(495)988-00-92 магазин Wodolei 
А  Б  В  Г  Д  Е  Ж  З  И  Й  К  Л  М  Н  О  П  Р  С  Т  У  Ф  Х  Ц  Ч  Ш  Щ  Э  Ю  Я  AZ

 

С восходом солнца гарнизон, защищавший асиенду, должен был удалиться из нее.
Едва только были окончены между обоими предводителями предварительные переговоры по сдаче крепости, как в строении, в котором помещались женщины, поднялся душераздирающий крик. В этот же самый момент на пороге строения показался Белый Охотник За Скальпами, о котором совершенно позабыли в пылу битвы.
Он нес, перекинув через плечо, женскую фигуру, длинные волосы которой волочились по земле. Правой рукой он держал за ствол карабин и с неестественной силой отбивался прикладом от целой толпы наступавших на него людей, пытавшихся преградить ему путь и вырвать у него его добычу.
Старик был страшен, глаза его налились кровью, изо рта вылетала пена, он скрежетал зубами, слышались его глухие проклятия, и он, как кровожадный тигр, отступал шаг за шагом, с отчаянием защищая свою добычу.
— Дочь моя! — воскликнул Транкиль и с воплем бросился к ужасному старику.
Это была действительно Кармела. Она была бледна, как полотно, и казалась мертвой.
Полковник и Ягуар также узнали несчастную девушку и, словно сговорившись, сразу кинулись к ней на помощь.
Белый Охотник За Скальпами, отступая перед теснившей его толпой, отвечал нервным, прерывистым смехом на посылаемые ему вслед проклятия. Когда кто-нибудь из нападавших осмеливался слишком приблизиться к нему, он обрушивал на него сокрушительный удар прикладом карабина и череп смельчака разлетался вдребезги, обрызгивая кровью окружавших. Нападавшие скоро убедились, что схватить этого человека значило подвергнуть почти верной смерти ту, которую они хотели спасти.

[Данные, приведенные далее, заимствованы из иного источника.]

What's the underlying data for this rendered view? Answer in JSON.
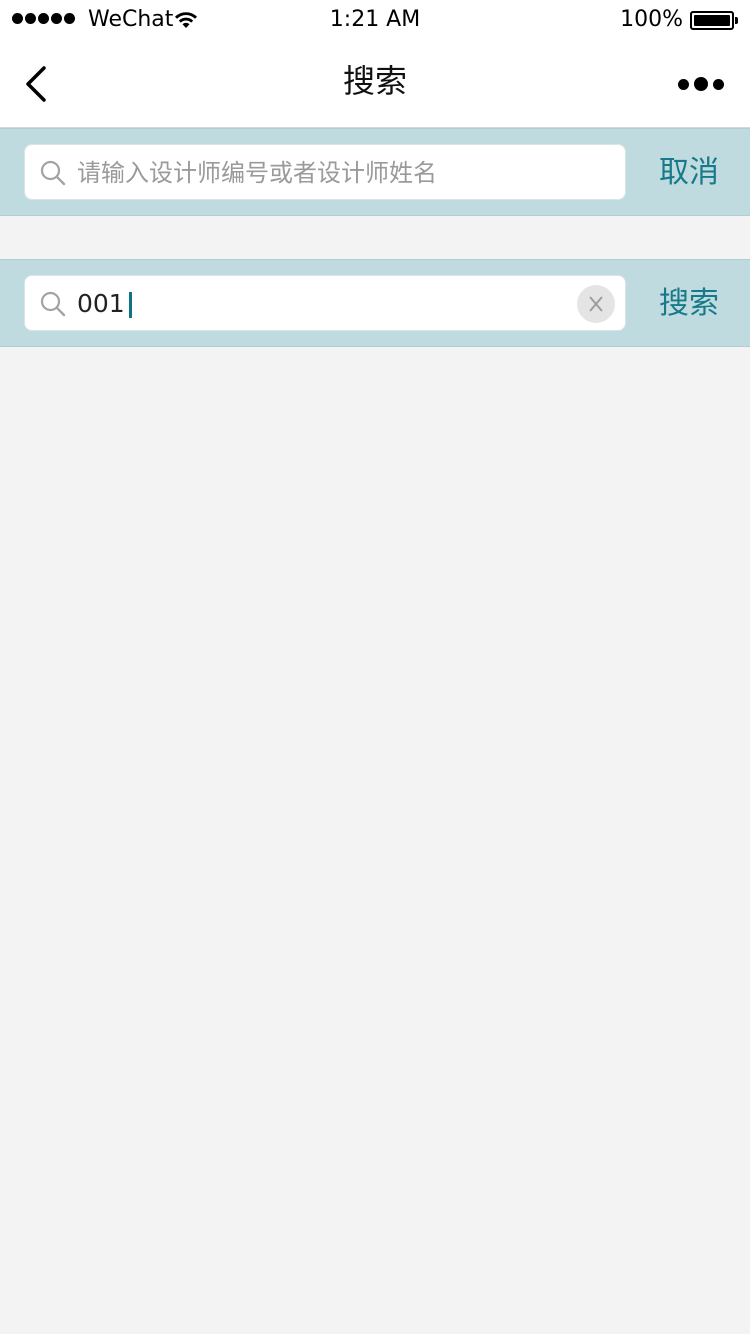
{
  "status_bar": {
    "carrier": "WeChat",
    "time": "1:21 AM",
    "battery_percent": "100%",
    "battery_level": 1.0,
    "signal_bars": 5
  },
  "nav": {
    "title": "搜索"
  },
  "search_inactive": {
    "placeholder": "请输入设计师编号或者设计师姓名",
    "action_label": "取消"
  },
  "search_active": {
    "value": "001",
    "action_label": "搜索"
  },
  "colors": {
    "accent": "#177a8a",
    "search_bar_bg": "#c0dbdf",
    "page_bg": "#f3f3f3"
  },
  "icons": {
    "back": "chevron-left-icon",
    "more": "more-dots-icon",
    "search": "search-icon",
    "clear": "clear-icon",
    "wifi": "wifi-icon",
    "battery": "battery-icon"
  }
}
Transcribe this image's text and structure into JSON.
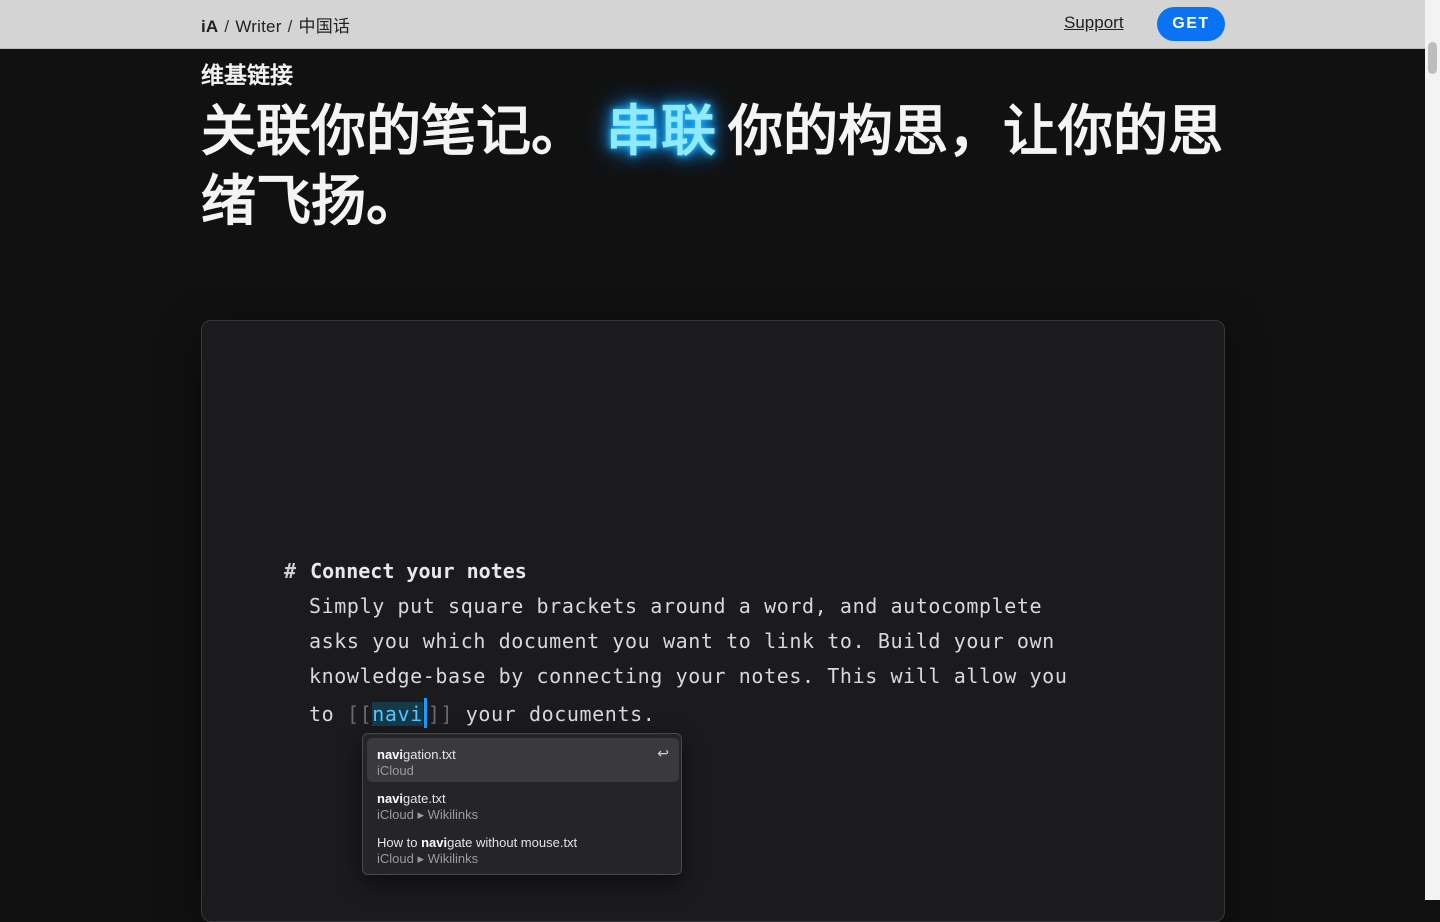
{
  "nav": {
    "brand": "iA",
    "separator": "/",
    "product": "Writer",
    "language": "中国话",
    "support": "Support",
    "get": "GET"
  },
  "hero": {
    "eyebrow": "维基链接",
    "headline_before": "关联你的笔记。",
    "headline_highlight": "串联",
    "headline_after": "你的构思，让你的思绪飞扬。"
  },
  "editor": {
    "heading_marker": "#",
    "heading": "Connect your notes",
    "lines": [
      "Simply put square brackets around a word, and autocomplete",
      "asks you which document you want to link to. Build your own",
      "knowledge-base by connecting your notes. This will allow you"
    ],
    "last_line_prefix": "to ",
    "open_brackets": "[[",
    "typed": "navi",
    "close_brackets": "]]",
    "last_line_suffix": " your documents."
  },
  "autocomplete": {
    "items": [
      {
        "match": "navi",
        "rest": "gation.txt",
        "prefix": "",
        "path": "iCloud",
        "selected": true,
        "enter_icon": "return-key-icon",
        "enter_glyph": "↩"
      },
      {
        "match": "navi",
        "rest": "gate.txt",
        "prefix": "",
        "path": "iCloud ▸ Wikilinks",
        "selected": false
      },
      {
        "match": "navi",
        "rest": "gate without mouse.txt",
        "prefix": "How to ",
        "path": "iCloud ▸ Wikilinks",
        "selected": false
      }
    ]
  },
  "colors": {
    "topbar": "#d4d4d4",
    "accent": "#0a73f4",
    "highlight_glow": "#27bfff",
    "background": "#111111",
    "editor_bg": "#1b1a1d",
    "link_text": "#55c7ff"
  }
}
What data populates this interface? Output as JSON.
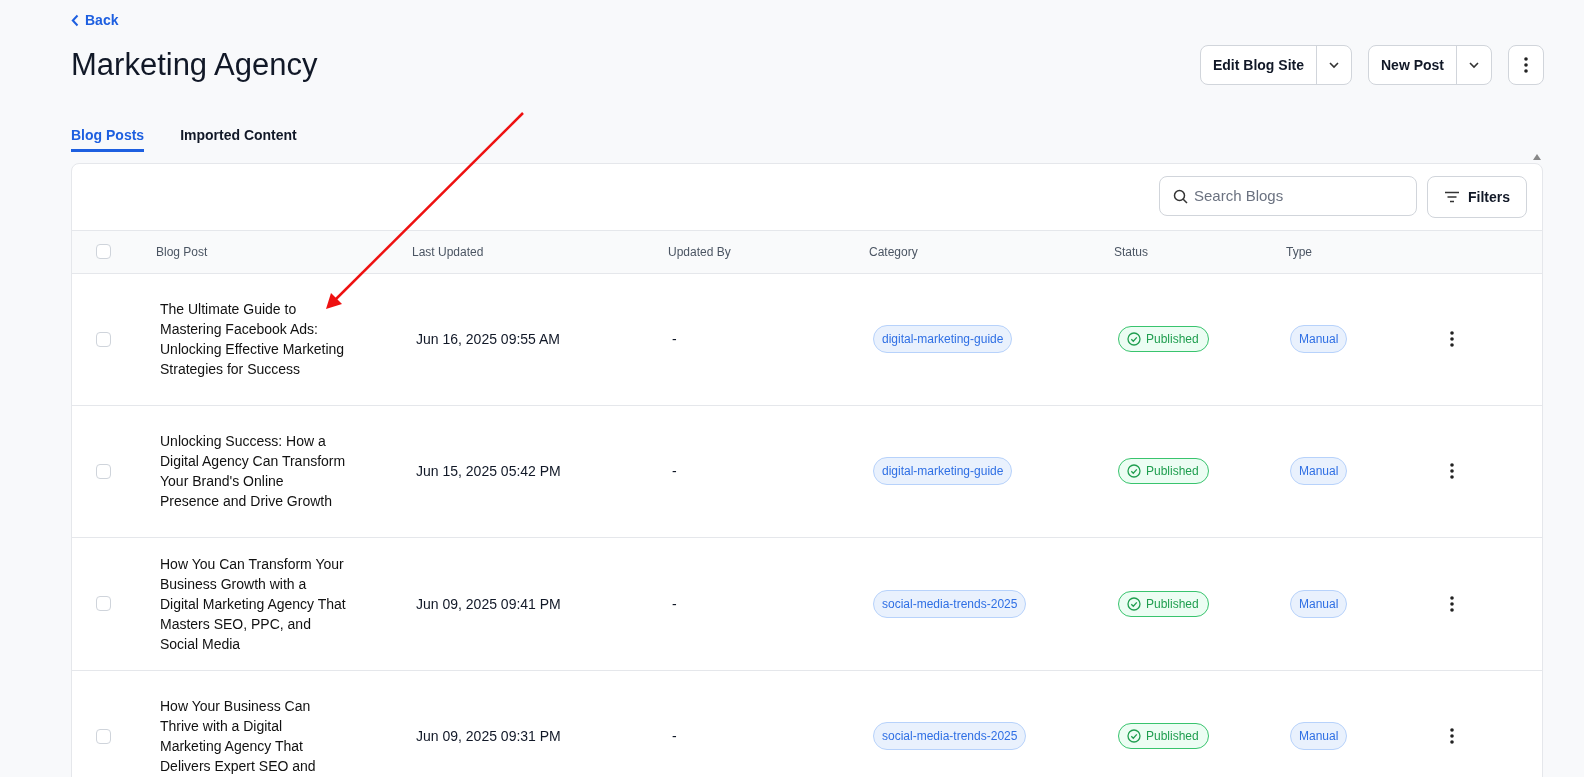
{
  "back_link": {
    "label": "Back"
  },
  "page_title": "Marketing Agency",
  "header_actions": [
    {
      "label": "Edit Blog Site",
      "kind": "split"
    },
    {
      "label": "New Post",
      "kind": "split"
    },
    {
      "kind": "more"
    }
  ],
  "tabs": [
    {
      "label": "Blog Posts",
      "selected": true
    },
    {
      "label": "Imported Content",
      "selected": false
    }
  ],
  "search": {
    "placeholder": "Search Blogs"
  },
  "filters_button": {
    "label": "Filters"
  },
  "table": {
    "select_all_checked": false,
    "columns": [
      "Blog Post",
      "Last Updated",
      "Updated By",
      "Category",
      "Status",
      "Type"
    ],
    "rows": [
      {
        "checked": false,
        "title": "The Ultimate Guide to Mastering Facebook Ads: Unlocking Effective Marketing Strategies for Success",
        "last_updated": "Jun 16, 2025 09:55 AM",
        "updated_by": "-",
        "category": "digital-marketing-guide",
        "status": "Published",
        "type": "Manual"
      },
      {
        "checked": false,
        "title": "Unlocking Success: How a Digital Agency Can Transform Your Brand's Online Presence and Drive Growth",
        "last_updated": "Jun 15, 2025 05:42 PM",
        "updated_by": "-",
        "category": "digital-marketing-guide",
        "status": "Published",
        "type": "Manual"
      },
      {
        "checked": false,
        "title": "How You Can Transform Your Business Growth with a Digital Marketing Agency That Masters SEO, PPC, and Social Media",
        "last_updated": "Jun 09, 2025 09:41 PM",
        "updated_by": "-",
        "category": "social-media-trends-2025",
        "status": "Published",
        "type": "Manual"
      },
      {
        "checked": false,
        "title": "How Your Business Can Thrive with a Digital Marketing Agency That Delivers Expert SEO and",
        "last_updated": "Jun 09, 2025 09:31 PM",
        "updated_by": "-",
        "category": "social-media-trends-2025",
        "status": "Published",
        "type": "Manual"
      }
    ]
  }
}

Они стали поэтому окружать его, намереваясь прижать его к высокой стене крепости и там обезоружить.
Но страшный старик обманул их расчеты. Внезапно одним прыжком он бросился вперед, опрокинул по пути несколько человек, не ожидавших этого нападения, и с быстротою молнии взобрался по выступам стены на платформу башни, где стояли орудия.
Оттуда он в последний раз обернулся к своим преследователям, разразился ужасным, циничным смехом и потом спрыгнул со страшной высоты и понесся по крутому склону прямо к речке, унося с собою девушку, которую он, влезая на стену, перехватил за талию.
Когда свидетели этого неслыханного, необъяснимого безумия пришли в себя и бросились на платформу, старика, что называется, и след простыл. Река текла вновь светлая и невозмутимая, а за нею, в долине клубился густой предрассветный туман.
Белый Охотник За Скальпами исчез со своей несчастной жертвой, которой он так отчаянно смело завладел.
Неужели только чтобы совершить это необъяснимое похищение, он предал в руки техасцев асиенду дель-Меските?!
Чем руководствовался этот удивительный человек, совершая это неслыханное деяние?
Неразгаданная тайна окутывала всю жизнь этого человека, представлявшую из себя самое удивительное сцепление самых странных событий, и этот поступок так же трудно объясним, как и все, что ни делал Белый Охотник За Скальпами.
Глава XVI. ЗАГОВОРЩИКИ
Оставим теперь на время границы Техаса и земель, принадлежащих индейцам, где до сих пор происходили события, составляющие предмет нашего рассказа, и пусть воображение наше одним гигантским прыжком перенесет нас за двести миль оттуда. Пусть читатель представит себя вместе с нами в городе Гальвестоне, в самом сердце Техаса, четыре месяца спустя после того, что описано в предыдущей главе.
В то время, к которому относится наш рассказ, Гальвестон, в котором генерал Лаллиман хотел основать колонию-убежище — осуществить высокую мечту своего благородного разбитого сердца — еще далеко не достиг своего современного промышленного развития. Оно явилось впоследствии, благодаря непрерывному притоку эмигрантов и предприимчивости американцев, выходцев из Новой Англии. Мы будем, следовательно, описывать его в том виде, в каком застали его во время нашего пребывания в Америке.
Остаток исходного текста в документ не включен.